ISLAMABAD, July 15 (Xinhua) -- Thousands protesting Pakistan's decision to reopen the land supply routes for NATO forces in Afghanistan Sunday gathered at a border town as part of their campaign to mount pressure on the government to withdraw its decision.
The two-day march was organized by a Pakistani alliance of dozens of religious and political parties in southwestern Balochistan province, bordering Afghanistan.
It was the second long march by the Defense of Pakistan Council (DPC) as part of its countrywide protest against the July 3 decision by the government to reopen NATO supply line after nearly a seven-month suspension.

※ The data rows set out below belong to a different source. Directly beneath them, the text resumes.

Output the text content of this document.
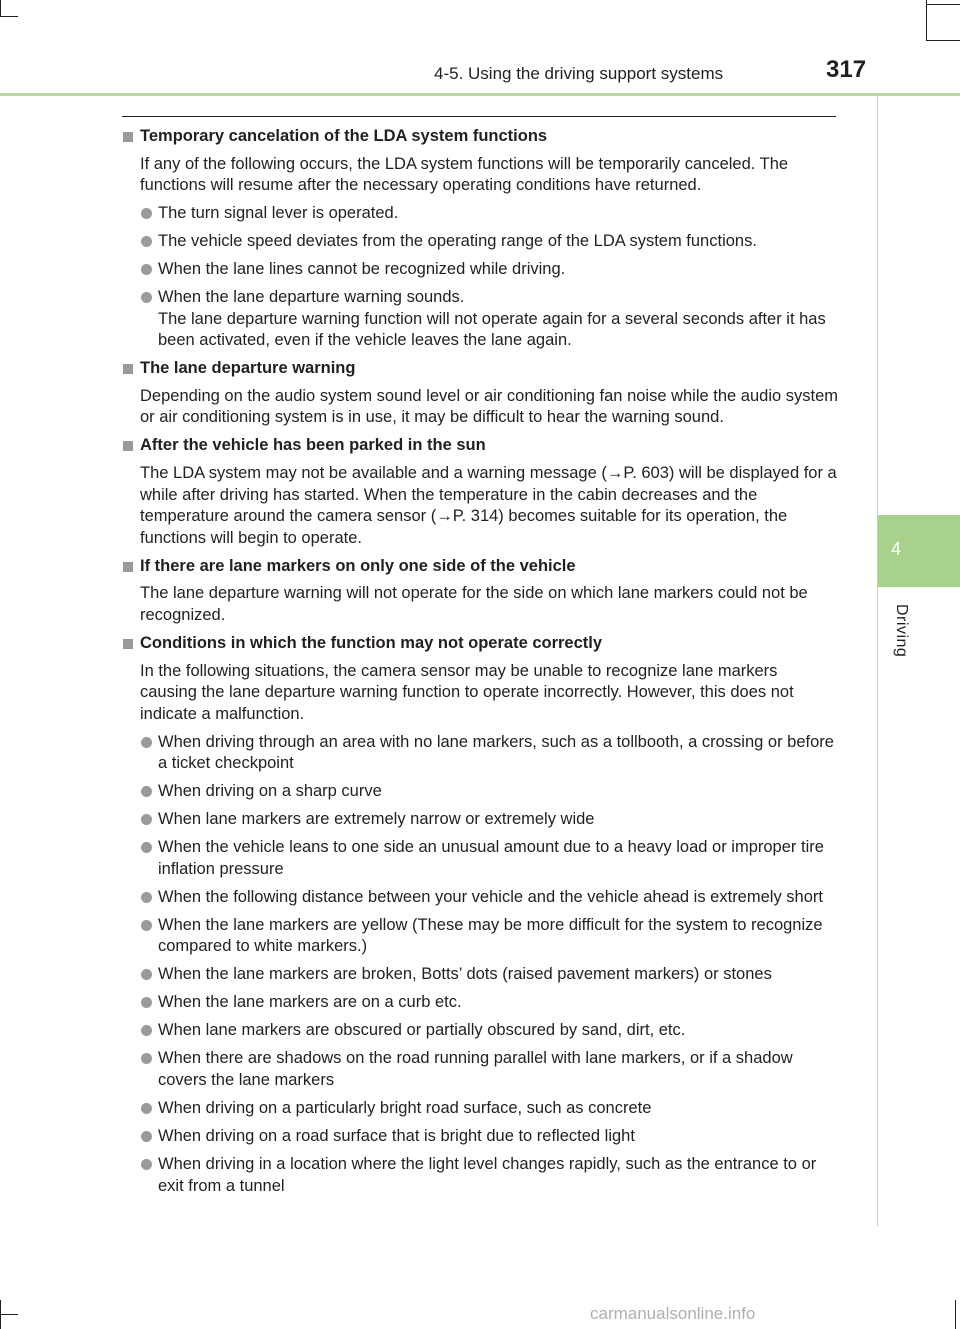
4-5. Using the driving support systems	317
4
Driving
Temporary cancelation of the LDA system functions

If any of the following occurs, the LDA system functions will be temporarily canceled. The functions will resume after the necessary operating conditions have returned.

The turn signal lever is operated.
The vehicle speed deviates from the operating range of the LDA system functions.
When the lane lines cannot be recognized while driving.
When the lane departure warning sounds.
The lane departure warning function will not operate again for a several seconds after it has been activated, even if the vehicle leaves the lane again.
The lane departure warning

Depending on the audio system sound level or air conditioning fan noise while the audio system or air conditioning system is in use, it may be difficult to hear the warning sound.

After the vehicle has been parked in the sun

The LDA system may not be available and a warning message (→P. 603) will be displayed for a while after driving has started. When the temperature in the cabin decreases and the temperature around the camera sensor (→P. 314) becomes suitable for its operation, the functions will begin to operate.

If there are lane markers on only one side of the vehicle

The lane departure warning will not operate for the side on which lane markers could not be recognized.

Conditions in which the function may not operate correctly

In the following situations, the camera sensor may be unable to recognize lane markers causing the lane departure warning function to operate incorrectly. However, this does not indicate a malfunction.

When driving through an area with no lane markers, such as a tollbooth, a crossing or before a ticket checkpoint
When driving on a sharp curve
When lane markers are extremely narrow or extremely wide
When the vehicle leans to one side an unusual amount due to a heavy load or improper tire inflation pressure
When the following distance between your vehicle and the vehicle ahead is extremely short
When the lane markers are yellow (These may be more difficult for the system to recognize compared to white markers.)
When the lane markers are broken, Botts’ dots (raised pavement markers) or stones
When the lane markers are on a curb etc.
When lane markers are obscured or partially obscured by sand, dirt, etc.
When there are shadows on the road running parallel with lane markers, or if a shadow covers the lane markers
When driving on a particularly bright road surface, such as concrete
When driving on a road surface that is bright due to reflected light
When driving in a location where the light level changes rapidly, such as the entrance to or exit from a tunnel
carmanualsonline.info
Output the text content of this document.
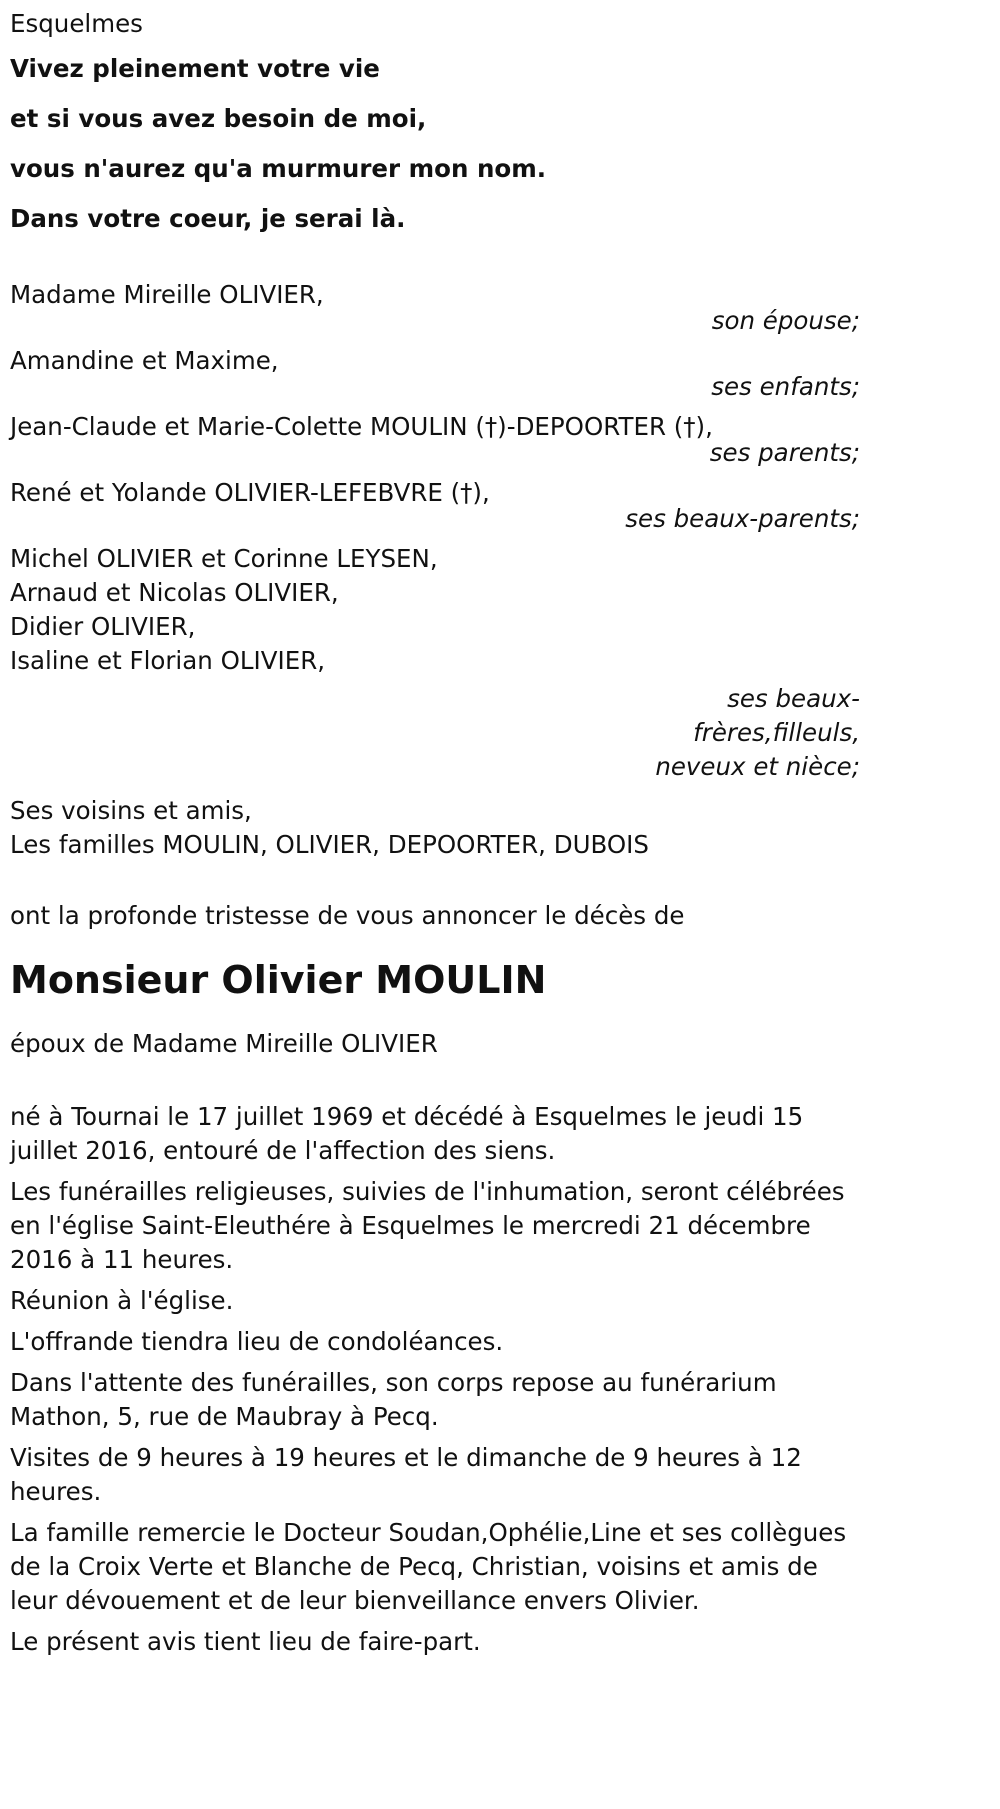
Esquelmes

Vivez pleinement votre vie

et si vous avez besoin de moi,

vous n'aurez qu'a murmurer mon nom.

Dans votre coeur, je serai là.

Madame Mireille OLIVIER,

son épouse;

Amandine et Maxime,

ses enfants;

Jean-Claude et Marie-Colette MOULIN (†)-DEPOORTER (†),

ses parents;

René et Yolande OLIVIER-LEFEBVRE (†),

ses beaux-parents;

Michel OLIVIER et Corinne LEYSEN,

Arnaud et Nicolas OLIVIER,

Didier OLIVIER,

Isaline et Florian OLIVIER,

ses beaux-

frères,filleuls,

neveux et nièce;

Ses voisins et amis,

Les familles MOULIN, OLIVIER, DEPOORTER, DUBOIS

ont la profonde tristesse de vous annoncer le décès de

Monsieur Olivier MOULIN

époux de Madame Mireille OLIVIER

né à Tournai le 17 juillet 1969 et décédé à Esquelmes le jeudi 15 juillet 2016, entouré de l'affection des siens.

Les funérailles religieuses, suivies de l'inhumation, seront célébrées en l'église Saint-Eleuthére à Esquelmes le mercredi 21 décembre 2016 à 11 heures.

Réunion à l'église.

L'offrande tiendra lieu de condoléances.

Dans l'attente des funérailles, son corps repose au funérarium Mathon, 5, rue de Maubray à Pecq.

Visites de 9 heures à 19 heures et le dimanche de 9 heures à 12 heures.

La famille remercie le Docteur Soudan,Ophélie,Line et ses collègues de la Croix Verte et Blanche de Pecq, Christian, voisins et amis de leur dévouement et de leur bienveillance envers Olivier.

Le présent avis tient lieu de faire-part.
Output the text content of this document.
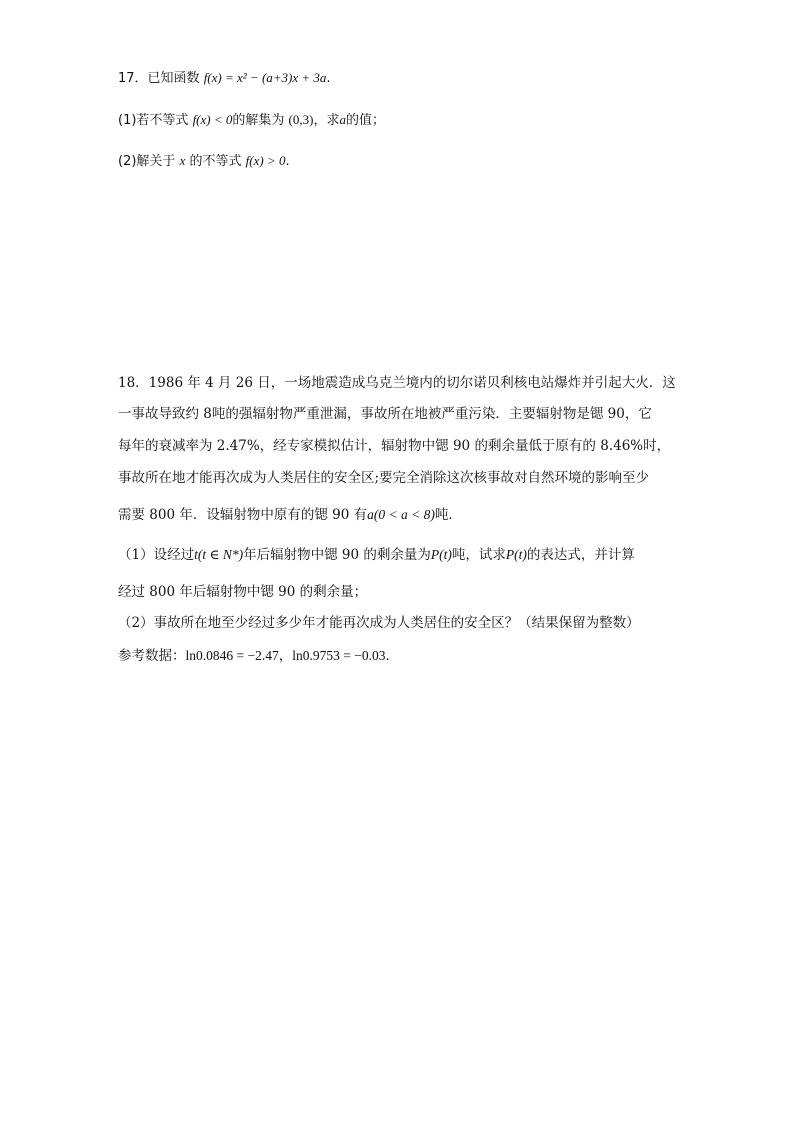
17．已知函数 f(x) = x² − (a+3)x + 3a.
(1)若不等式 f(x) < 0的解集为 (0,3)，求a的值；
(2)解关于 x 的不等式 f(x) > 0.
18．1986 年 4 月 26 日，一场地震造成乌克兰境内的切尔诺贝利核电站爆炸并引起大火．这
一事故导致约 8吨的强辐射物严重泄漏，事故所在地被严重污染．主要辐射物是锶 90，它
每年的衰减率为 2.47%，经专家模拟估计，辐射物中锶 90 的剩余量低于原有的 8.46%时，
事故所在地才能再次成为人类居住的安全区;要完全消除这次核事故对自然环境的影响至少
需要 800 年．设辐射物中原有的锶 90 有a(0 < a < 8)吨．
（1）设经过t(t ∈ N*)年后辐射物中锶 90 的剩余量为P(t)吨，试求P(t)的表达式，并计算
经过 800 年后辐射物中锶 90 的剩余量；
（2）事故所在地至少经过多少年才能再次成为人类居住的安全区？（结果保留为整数）
参考数据：ln0.0846 = −2.47，ln0.9753 = −0.03．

The first march between the eastern city of Lahore and the capital Islamabad ended on July 10 and the DPC plans a third march on the NATO's main supply route in the country's northwest on July 16-17.
Pakistan had closed NATO supply line over the killing of 24 soldiers in a NATO airstrike last November. The supply line was unblocked following apology by the U.S. Secretary of State Hillary Clinton over the losses of Pakistani security personnel.
The decision promoted strong criticism from main religious and several opposition political parties and they are organizing marches and rallies in major cities against the reopening of the NATO supply routes.
"There is a flood of people in the march," Chief of the DPC, Maulana Sami-ul-Haq, told Xinhua on phone from Chaman, the border town in Balochistan province. Chaman, bordering Afghanistan's southern Kandahar province, is the one of the main two NATO supply routes in Pakistan.
"The march is successful than the previous one," he said, adding that the public will "force the government to stop serving the interests" of the U.S. and its NATO allies.
The second march started from Quetta, the capital of Balochistan province, on Saturday and the marchers reached Chaman Sunday afternoon after passing through several cities.
Haq said that the "massive participation" of the people in the Balochistan's march reflect the people's sentiments against the reopening of NATO supply line.
Central leaders of the DPC spoke to gatherings at different cities on the march's route and condemned reopening of NATO supply line and said the rulers surrendered to the "U.S. pressure". They asked Pakistan to desist from "helping the foreigners to shed blood of Afghans".
The authorities had taken tight security measures for the marchers in view of the on-going wave of target killings and sectarian attacks, which have killed dozens of people over the past few weeks. Police vehicles escorted vehicles of the central DPC leaders and other hundreds of vehicles in the caravan.
The DPC had also deployed its own volunteers on security duty and there had been no untoward incident during the two-day march.
Pakistan's major Islamic party Jamaat-e-Islami also took out a procession in the port city of Karachi on Sunday to oppose the reopening of NATO supply line. The Jamaat chief, Munawar Hasan, asked the main opposition party, the Pakistan Muslim League (PML-N) to join the anti-NATO protest.
In the northwestern city of Peshawar, tribal elders at a jirga or council on Sunday opposed reopening of NATO supply line. The jirga also condemned U.S. drone strikes in the tribal region and said the attacks kill innocent people.